Jeremy Seigal, CEO of White Stuff, which has made such an impression on market towns across the UK through rapid growth over the last few years and saw like-for-like sales rise 6.5% in the five weeks to 3 January. Multichannel sales were up by nearly 40% on the same period one year before.

"We're very pleased with our performance over Christmas, especially given the competitive marketplace and the continuing influence of Black Friday on customer behaviour," said Seigal.

"Our customers responded very positively to our strong multichannel proposition, improved gifting product offer and new shops.
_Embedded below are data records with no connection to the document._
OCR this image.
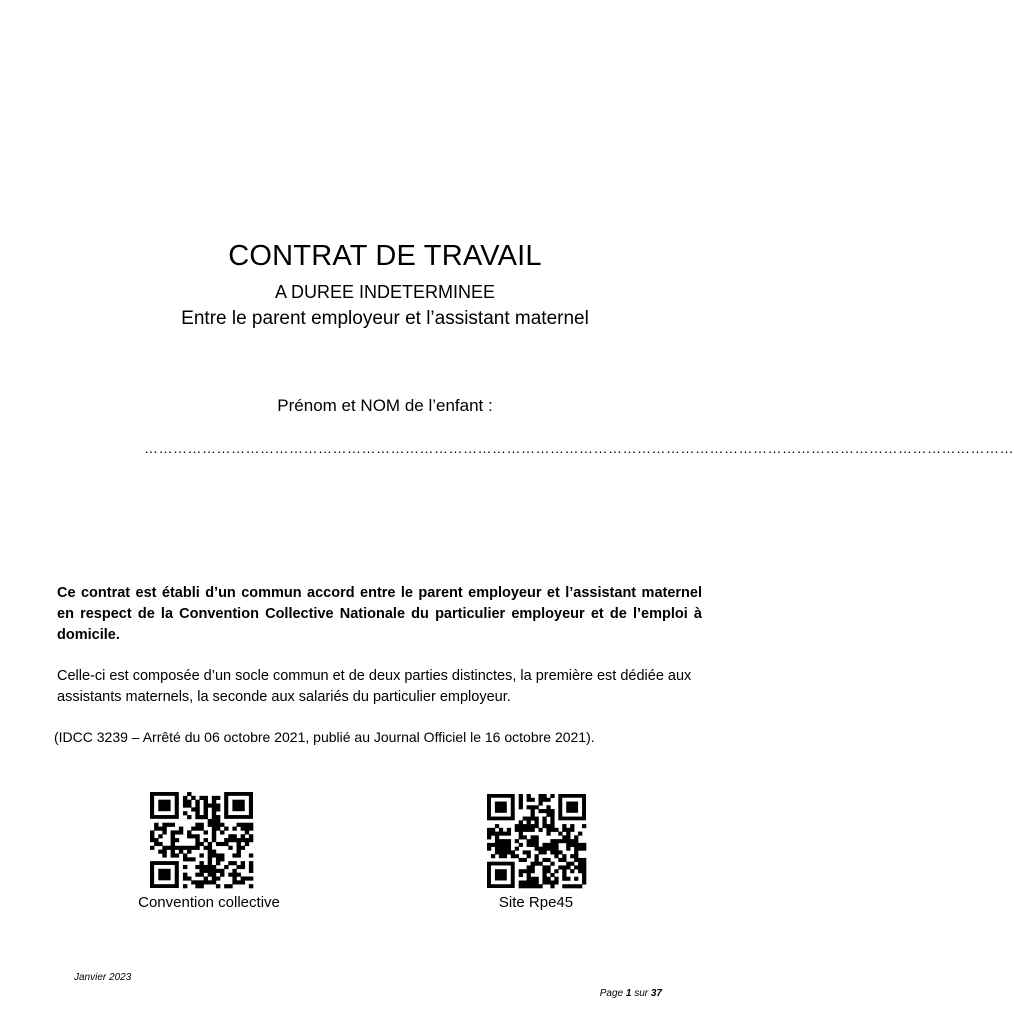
CONTRAT DE TRAVAIL
A DUREE INDETERMINEE
Entre le parent employeur et l’assistant maternel
Prénom et NOM de l’enfant :
………………………………………………………………………………………………………………………………………………………………
Ce contrat est établi d’un commun accord entre le parent employeur et l’assistant maternel en respect de la Convention Collective Nationale du particulier employeur et de l’emploi à domicile.
Celle-ci est composée d’un socle commun et de deux parties distinctes, la première est dédiée aux assistants maternels, la seconde aux salariés du particulier employeur.
(IDCC 3239 – Arrêté du 06 octobre 2021, publié au Journal Officiel le 16 octobre 2021).
Convention collective	Site Rpe45
Janvier 2023
Page 1 sur 37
We sold full price product well through December, and then saw an excellent reaction to our first week of sale, which resulted in a strong gross margin performance."
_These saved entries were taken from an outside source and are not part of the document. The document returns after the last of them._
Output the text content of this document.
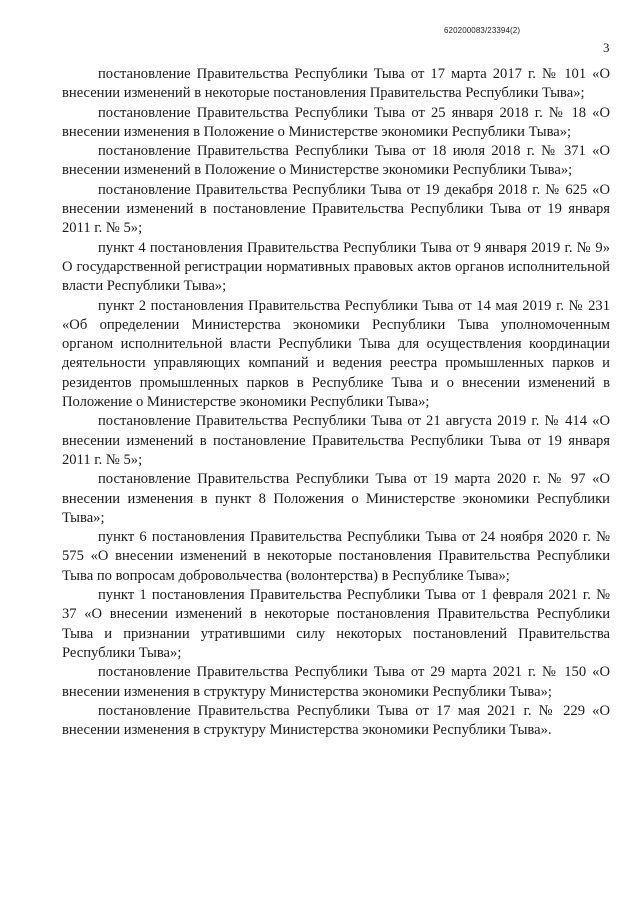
620200083/23394(2)
3

постановление Правительства Республики Тыва от 17 марта 2017 г. № 101 «О внесении изменений в некоторые постановления Правительства Республики Тыва»;

постановление Правительства Республики Тыва от 25 января 2018 г. № 18 «О внесении изменения в Положение о Министерстве экономики Республики Тыва»;

постановление Правительства Республики Тыва от 18 июля 2018 г. № 371 «О внесении изменений в Положение о Министерстве экономики Республики Тыва»;

постановление Правительства Республики Тыва от 19 декабря 2018 г. № 625 «О внесении изменений в постановление Правительства Республики Тыва от 19 января 2011 г. № 5»;

пункт 4 постановления Правительства Республики Тыва от 9 января 2019 г. № 9» О государственной регистрации нормативных правовых актов органов исполнительной власти Республики Тыва»;

пункт 2 постановления Правительства Республики Тыва от 14 мая 2019 г. № 231 «Об определении Министерства экономики Республики Тыва уполномоченным органом исполнительной власти Республики Тыва для осуществления координации деятельности управляющих компаний и ведения реестра промышленных парков и резидентов промышленных парков в Республике Тыва и о внесении изменений в Положение о Министерстве экономики Республики Тыва»;

постановление Правительства Республики Тыва от 21 августа 2019 г. № 414 «О внесении изменений в постановление Правительства Республики Тыва от 19 января 2011 г. № 5»;

постановление Правительства Республики Тыва от 19 марта 2020 г. № 97 «О внесении изменения в пункт 8 Положения о Министерстве экономики Республики Тыва»;

пункт 6 постановления Правительства Республики Тыва от 24 ноября 2020 г. № 575 «О внесении изменений в некоторые постановления Правительства Республики Тыва по вопросам добровольчества (волонтерства) в Республике Тыва»;

пункт 1 постановления Правительства Республики Тыва от 1 февраля 2021 г. № 37 «О внесении изменений в некоторые постановления Правительства Республики Тыва и признании утратившими силу некоторых постановлений Правительства Республики Тыва»;

постановление Правительства Республики Тыва от 29 марта 2021 г. № 150 «О внесении изменения в структуру Министерства экономики Республики Тыва»;

постановление Правительства Республики Тыва от 17 мая 2021 г. № 229 «О внесении изменения в структуру Министерства экономики Республики Тыва».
Anthony Thompson, CEO of Fat Face, where trading in the five weeks to 3 January were up by 5% and eCommerce sales grew by 25%. The business also reportedly catered for later Christmas online ordering and a strong increases in delivery to store.

"We have seen a strong multichannel performance over the Christmas trading period where we maintained our stance of not discounting prior to our Boxing Day sale," Thompson commented.

"This Christmas was a watershed moment for online, with a number of new trends reflecting the demand for convenience from time-poor customers. Our focus remains firmly on our customers who continue to trust in the price integrity associated with Fat Face, whilst benefiting from a genuine Boxing Day sale. When we did go on sale, our sale saw a number of records broken including the highest ever sales on Boxing Day itself and a strong online performance, where an order was being made every second at the peak."

John Cleland, chief executive officer at Maplin, where the four weeks to 26 December saw like-for-like sales growth of 3%, with online sales up 24%.

"The eight weeks sales to Christmas were boosted by five days of the Black Friday campaign, which delivered a 72% increase in online sales and a 15% rise in shop sales," Cleland reported.

Other Black Friday updates

  • Tesco and Amazon said Black Friday deals contributed to their busiest day and week respectively, in terms of online sales.
  • Physical fights broke out in supermarkets, such as Tesco and Asda, as customers looked to grab the last remaining money-off products.
  • Marks & Spencer, John Lewis and Currys/PC World were among the retailers whose multichannel operations slowed down due to the unprecedented spikes in demand for online products in December, with reports of long waits online and delayed deliveries.
  • The IMRG-Capgemini eRetail Sales Index estimated that £12.1 billion was spent online in November – up 20% year on year.

So while some retailers, such as Shop Direct, actively embraced Black Friday and see it as beneficial to their businesses, others are cautious about how it will affect future sales patterns and what impact it will have on consumer expectations. There is a growing feeling of 'if everyone else is doing it, we should too'.

Some businesses such as high street mainstay Next – and, judging by the above comments, clothing retailers White Stuff and Fat Face – are not to be drawn into the discounting battle, or "the race to the bottom" as AO.com's Roberts has described Black Friday and similar markdown-driven strategies. It is beginning to look increasingly important for retailers to choose their stance and to stick to it, for fear of not meeting consumers' expectations.

The preparation for 2015 Black Friday has already begun, with Essential Retail hearing that retailers are putting plans in place to ensure online and in-store traffic peaks in the early build-up to next Christmas do not take them by surprise this year.

Perhaps a key message from The Delivery Conference came from Argos home delivery director Brian McCarthy, who called on retailers and carriers to work more closely together in serving the consumer. It's not necessarily a new way of thinking, but remains pertinent all the same.

"Collaboration is absolutely key in this space – carrier relationships are not just for Christmas," he said.

"It's got to be more about long-term relationships and not battering them when things go wrong."